She describes her violin as a family member, and her storyteller’s gift as an interpreter has won her artist residencies at the Lucerne and Kissinger Sommer festivals this year. Patricia Kopatchinskaja talks to Toby Deller about sound, vision and changing the world through music
In interviews it is Patricia Kopatchinskaja’s custom to have an electronic dictionary with her. At least, she had one the first time we met, in 2013, but this time, three years later, she frets a little when she realises she has left it behind. It cannot be because her English is uncertain. On the contrary, with or without the device, the Moldovan-born violinist makes herself very clear, speaking thoughtfully, exactly and fluently, even when she is speaking idealistically and fantastically. And it is this combination of care, creativity and individuality, traits that also characterise her violin playing, that suggest we ought probably to take her words as she says them.

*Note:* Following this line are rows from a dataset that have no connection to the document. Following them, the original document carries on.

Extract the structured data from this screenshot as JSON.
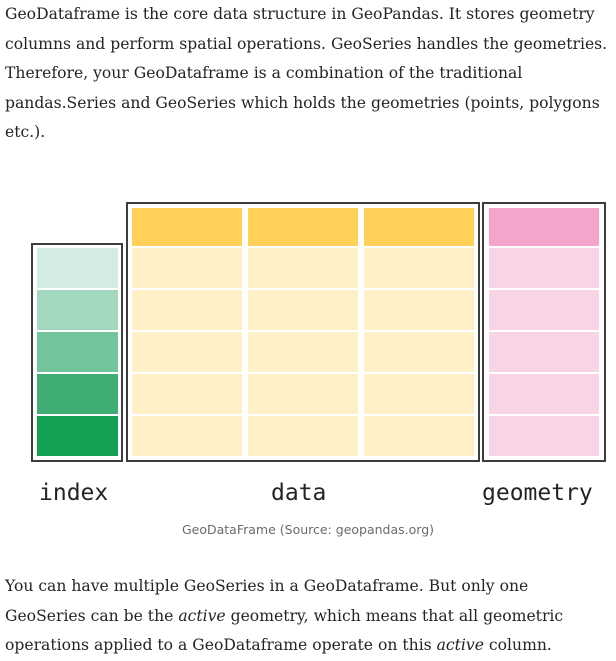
{
  "intro": {
    "text": "GeoDataframe is the core data structure in GeoPandas. It stores geometry columns and perform spatial operations. GeoSeries handles the geometries. Therefore, your GeoDataframe is a combination of the traditional pandas.Series and GeoSeries which holds the geometries (points, polygons etc.)."
  },
  "figure": {
    "labels": {
      "index": "index",
      "data": "data",
      "geometry": "geometry"
    },
    "caption": "GeoDataFrame (Source: geopandas.org)",
    "colors": {
      "index_cells": [
        "#d3ebe1",
        "#a3d9bf",
        "#72c49a",
        "#40ae74",
        "#14a055"
      ],
      "data_header": "#ffd157",
      "data_cell": "#feefc5",
      "geometry_header": "#f5a5cd",
      "geometry_cell": "#f9d3e6",
      "frame": "#3d3d3d"
    }
  },
  "outro": {
    "part1": "You can have multiple GeoSeries in a GeoDataframe. But only one GeoSeries can be the ",
    "em1": "active",
    "part2": " geometry, which means that all geometric operations applied to a GeoDataframe operate on this ",
    "em2": "active",
    "part3": " column."
  }
}
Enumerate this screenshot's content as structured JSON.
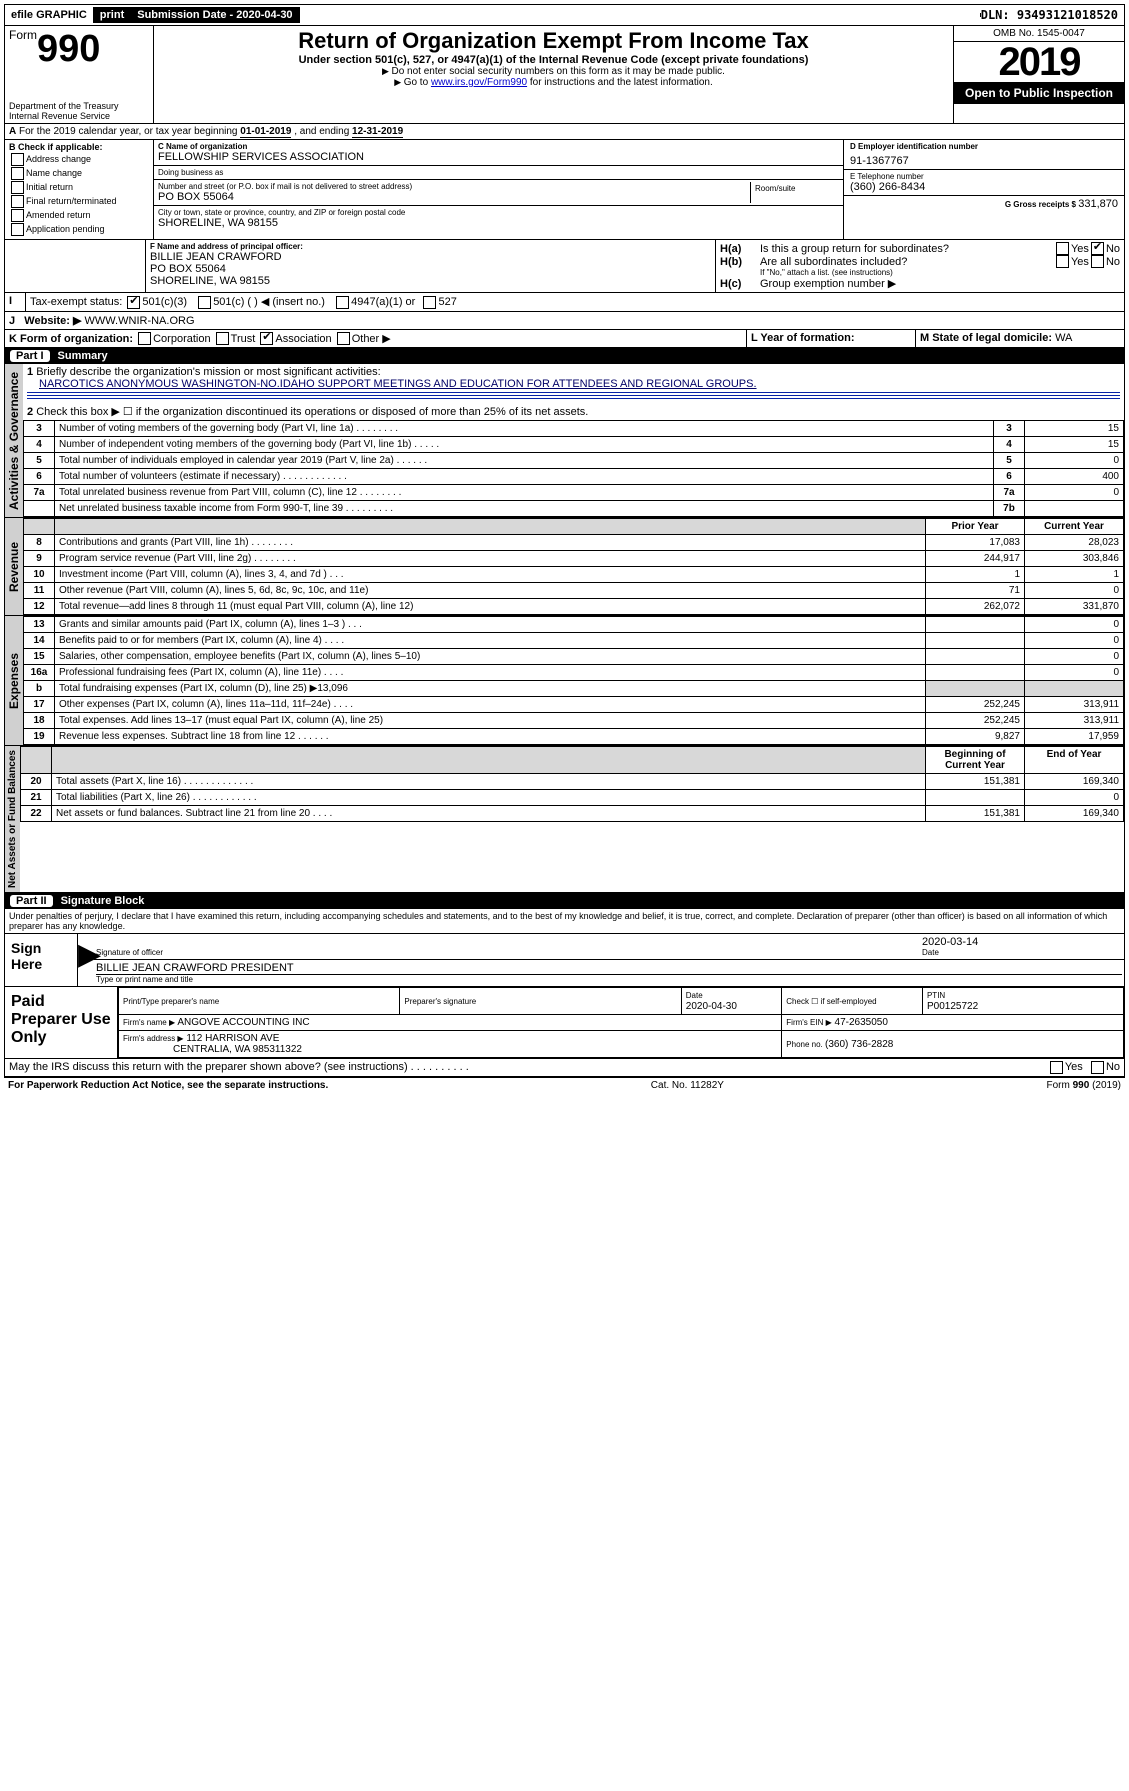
{
  "topbar": {
    "efile": "efile GRAPHIC",
    "print": "print",
    "sub_label": "Submission Date - ",
    "sub_date": "2020-04-30",
    "dln_label": "DLN: ",
    "dln": "93493121018520"
  },
  "header": {
    "form_word": "Form",
    "form_no": "990",
    "dept": "Department of the Treasury",
    "irs": "Internal Revenue Service",
    "title": "Return of Organization Exempt From Income Tax",
    "subtitle": "Under section 501(c), 527, or 4947(a)(1) of the Internal Revenue Code (except private foundations)",
    "note1": "Do not enter social security numbers on this form as it may be made public.",
    "note2_a": "Go to ",
    "note2_link": "www.irs.gov/Form990",
    "note2_b": " for instructions and the latest information.",
    "omb": "OMB No. 1545-0047",
    "year": "2019",
    "open": "Open to Public Inspection"
  },
  "lineA": {
    "text_a": "For the 2019 calendar year, or tax year beginning ",
    "begin": "01-01-2019",
    "text_b": " , and ending ",
    "end": "12-31-2019"
  },
  "B": {
    "label": "B Check if applicable:",
    "opts": [
      "Address change",
      "Name change",
      "Initial return",
      "Final return/terminated",
      "Amended return",
      "Application pending"
    ]
  },
  "C": {
    "name_label": "C Name of organization",
    "name": "FELLOWSHIP SERVICES ASSOCIATION",
    "dba_label": "Doing business as",
    "dba": "",
    "addr_label": "Number and street (or P.O. box if mail is not delivered to street address)",
    "room_label": "Room/suite",
    "addr": "PO BOX 55064",
    "city_label": "City or town, state or province, country, and ZIP or foreign postal code",
    "city": "SHORELINE, WA  98155"
  },
  "D": {
    "label": "D Employer identification number",
    "value": "91-1367767"
  },
  "E": {
    "label": "E Telephone number",
    "value": "(360) 266-8434"
  },
  "G": {
    "label": "G Gross receipts $ ",
    "value": "331,870"
  },
  "F": {
    "label": "F  Name and address of principal officer:",
    "name": "BILLIE JEAN CRAWFORD",
    "addr1": "PO BOX 55064",
    "addr2": "SHORELINE, WA  98155"
  },
  "H": {
    "a": "Is this a group return for subordinates?",
    "b": "Are all subordinates included?",
    "b_note": "If \"No,\" attach a list. (see instructions)",
    "c": "Group exemption number ▶",
    "ha_label": "H(a)",
    "hb_label": "H(b)",
    "hc_label": "H(c)",
    "yes": "Yes",
    "no": "No"
  },
  "I": {
    "label": "Tax-exempt status:",
    "opts": [
      "501(c)(3)",
      "501(c) (   ) ◀ (insert no.)",
      "4947(a)(1) or",
      "527"
    ]
  },
  "J": {
    "label": "Website: ▶",
    "value": "WWW.WNIR-NA.ORG"
  },
  "K": {
    "label": "K Form of organization:",
    "opts": [
      "Corporation",
      "Trust",
      "Association",
      "Other ▶"
    ],
    "checked": "Association"
  },
  "L": {
    "label": "L Year of formation:",
    "value": ""
  },
  "M": {
    "label": "M State of legal domicile: ",
    "value": "WA"
  },
  "part1": {
    "title": "Part I",
    "name": "Summary",
    "q1_label": "1",
    "q1": "Briefly describe the organization's mission or most significant activities:",
    "q1_val": "NARCOTICS ANONYMOUS WASHINGTON-NO.IDAHO SUPPORT MEETINGS AND EDUCATION FOR ATTENDEES AND REGIONAL GROUPS.",
    "q2_label": "2",
    "q2": "Check this box ▶ ☐  if the organization discontinued its operations or disposed of more than 25% of its net assets.",
    "lines_gov": [
      {
        "no": "3",
        "text": "Number of voting members of the governing body (Part VI, line 1a)  .    .    .    .    .    .    .    .",
        "box": "3",
        "val": "15"
      },
      {
        "no": "4",
        "text": "Number of independent voting members of the governing body (Part VI, line 1b)  .    .    .    .    .",
        "box": "4",
        "val": "15"
      },
      {
        "no": "5",
        "text": "Total number of individuals employed in calendar year 2019 (Part V, line 2a)  .    .    .    .    .    .",
        "box": "5",
        "val": "0"
      },
      {
        "no": "6",
        "text": "Total number of volunteers (estimate if necessary)  .    .    .    .    .    .    .    .    .    .    .    .",
        "box": "6",
        "val": "400"
      },
      {
        "no": "7a",
        "text": "Total unrelated business revenue from Part VIII, column (C), line 12  .    .    .    .    .    .    .    .",
        "box": "7a",
        "val": "0"
      },
      {
        "no": "",
        "text": "Net unrelated business taxable income from Form 990-T, line 39  .    .    .    .    .    .    .    .    .",
        "box": "7b",
        "val": ""
      }
    ],
    "col_prior": "Prior Year",
    "col_current": "Current Year",
    "col_begin": "Beginning of Current Year",
    "col_end": "End of Year",
    "lines_rev": [
      {
        "no": "8",
        "text": "Contributions and grants (Part VIII, line 1h)  .    .    .    .    .    .    .    .",
        "prior": "17,083",
        "curr": "28,023"
      },
      {
        "no": "9",
        "text": "Program service revenue (Part VIII, line 2g)  .    .    .    .    .    .    .    .",
        "prior": "244,917",
        "curr": "303,846"
      },
      {
        "no": "10",
        "text": "Investment income (Part VIII, column (A), lines 3, 4, and 7d )  .    .    .",
        "prior": "1",
        "curr": "1"
      },
      {
        "no": "11",
        "text": "Other revenue (Part VIII, column (A), lines 5, 6d, 8c, 9c, 10c, and 11e)",
        "prior": "71",
        "curr": "0"
      },
      {
        "no": "12",
        "text": "Total revenue—add lines 8 through 11 (must equal Part VIII, column (A), line 12)",
        "prior": "262,072",
        "curr": "331,870"
      }
    ],
    "lines_exp": [
      {
        "no": "13",
        "text": "Grants and similar amounts paid (Part IX, column (A), lines 1–3 )  .    .    .",
        "prior": "",
        "curr": "0"
      },
      {
        "no": "14",
        "text": "Benefits paid to or for members (Part IX, column (A), line 4)  .    .    .    .",
        "prior": "",
        "curr": "0"
      },
      {
        "no": "15",
        "text": "Salaries, other compensation, employee benefits (Part IX, column (A), lines 5–10)",
        "prior": "",
        "curr": "0"
      },
      {
        "no": "16a",
        "text": "Professional fundraising fees (Part IX, column (A), line 11e)  .    .    .    .",
        "prior": "",
        "curr": "0"
      },
      {
        "no": "b",
        "text": "Total fundraising expenses (Part IX, column (D), line 25) ▶13,096",
        "prior": "GREY",
        "curr": "GREY"
      },
      {
        "no": "17",
        "text": "Other expenses (Part IX, column (A), lines 11a–11d, 11f–24e)  .    .    .    .",
        "prior": "252,245",
        "curr": "313,911"
      },
      {
        "no": "18",
        "text": "Total expenses. Add lines 13–17 (must equal Part IX, column (A), line 25)",
        "prior": "252,245",
        "curr": "313,911"
      },
      {
        "no": "19",
        "text": "Revenue less expenses. Subtract line 18 from line 12  .    .    .    .    .    .",
        "prior": "9,827",
        "curr": "17,959"
      }
    ],
    "lines_net": [
      {
        "no": "20",
        "text": "Total assets (Part X, line 16)  .    .    .    .    .    .    .    .    .    .    .    .    .",
        "prior": "151,381",
        "curr": "169,340"
      },
      {
        "no": "21",
        "text": "Total liabilities (Part X, line 26)  .    .    .    .    .    .    .    .    .    .    .    .",
        "prior": "",
        "curr": "0"
      },
      {
        "no": "22",
        "text": "Net assets or fund balances. Subtract line 21 from line 20  .    .    .    .",
        "prior": "151,381",
        "curr": "169,340"
      }
    ],
    "vlabels": {
      "gov": "Activities & Governance",
      "rev": "Revenue",
      "exp": "Expenses",
      "net": "Net Assets or Fund Balances"
    }
  },
  "part2": {
    "title": "Part II",
    "name": "Signature Block",
    "jurat": "Under penalties of perjury, I declare that I have examined this return, including accompanying schedules and statements, and to the best of my knowledge and belief, it is true, correct, and complete. Declaration of preparer (other than officer) is based on all information of which preparer has any knowledge.",
    "sign_here": "Sign Here",
    "sig_of_officer": "Signature of officer",
    "date": "2020-03-14",
    "date_label": "Date",
    "officer_name": "BILLIE JEAN CRAWFORD  PRESIDENT",
    "name_title_label": "Type or print name and title",
    "paid": "Paid Preparer Use Only",
    "prep_headers": [
      "Print/Type preparer's name",
      "Preparer's signature",
      "Date",
      "Check ☐ if self-employed",
      "PTIN"
    ],
    "prep_date": "2020-04-30",
    "ptin": "P00125722",
    "firm_name_label": "Firm's name      ▶",
    "firm_name": "ANGOVE ACCOUNTING INC",
    "firm_ein_label": "Firm's EIN ▶",
    "firm_ein": "47-2635050",
    "firm_addr_label": "Firm's address ▶",
    "firm_addr1": "112 HARRISON AVE",
    "firm_addr2": "CENTRALIA, WA  985311322",
    "phone_label": "Phone no. ",
    "phone": "(360) 736-2828",
    "discuss": "May the IRS discuss this return with the preparer shown above? (see instructions)  .    .    .    .    .    .    .    .    .    .",
    "yes": "Yes",
    "no": "No"
  },
  "footer": {
    "pra": "For Paperwork Reduction Act Notice, see the separate instructions.",
    "cat": "Cat. No. 11282Y",
    "form": "Form 990 (2019)"
  }
}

Perhaps it is because she knows her ideas can be fantastical that she is cautious about being misunderstood or misrepresented and therefore wants to make sure she is using the right words. One thing is sure: for Kopatchinskaja, music is a serious matter. ‘I feel that our planet ticks its last hours,’ she says, ‘and it’s our responsibility as artists to speak about it, to say what we feel. This is why I got the idea for my Dies Irae project: we cannot go on like this for eternity. We have to stop, to protect our planet, to be conscious that we are damaging the planet. We artists have to say it, as loud as possible.’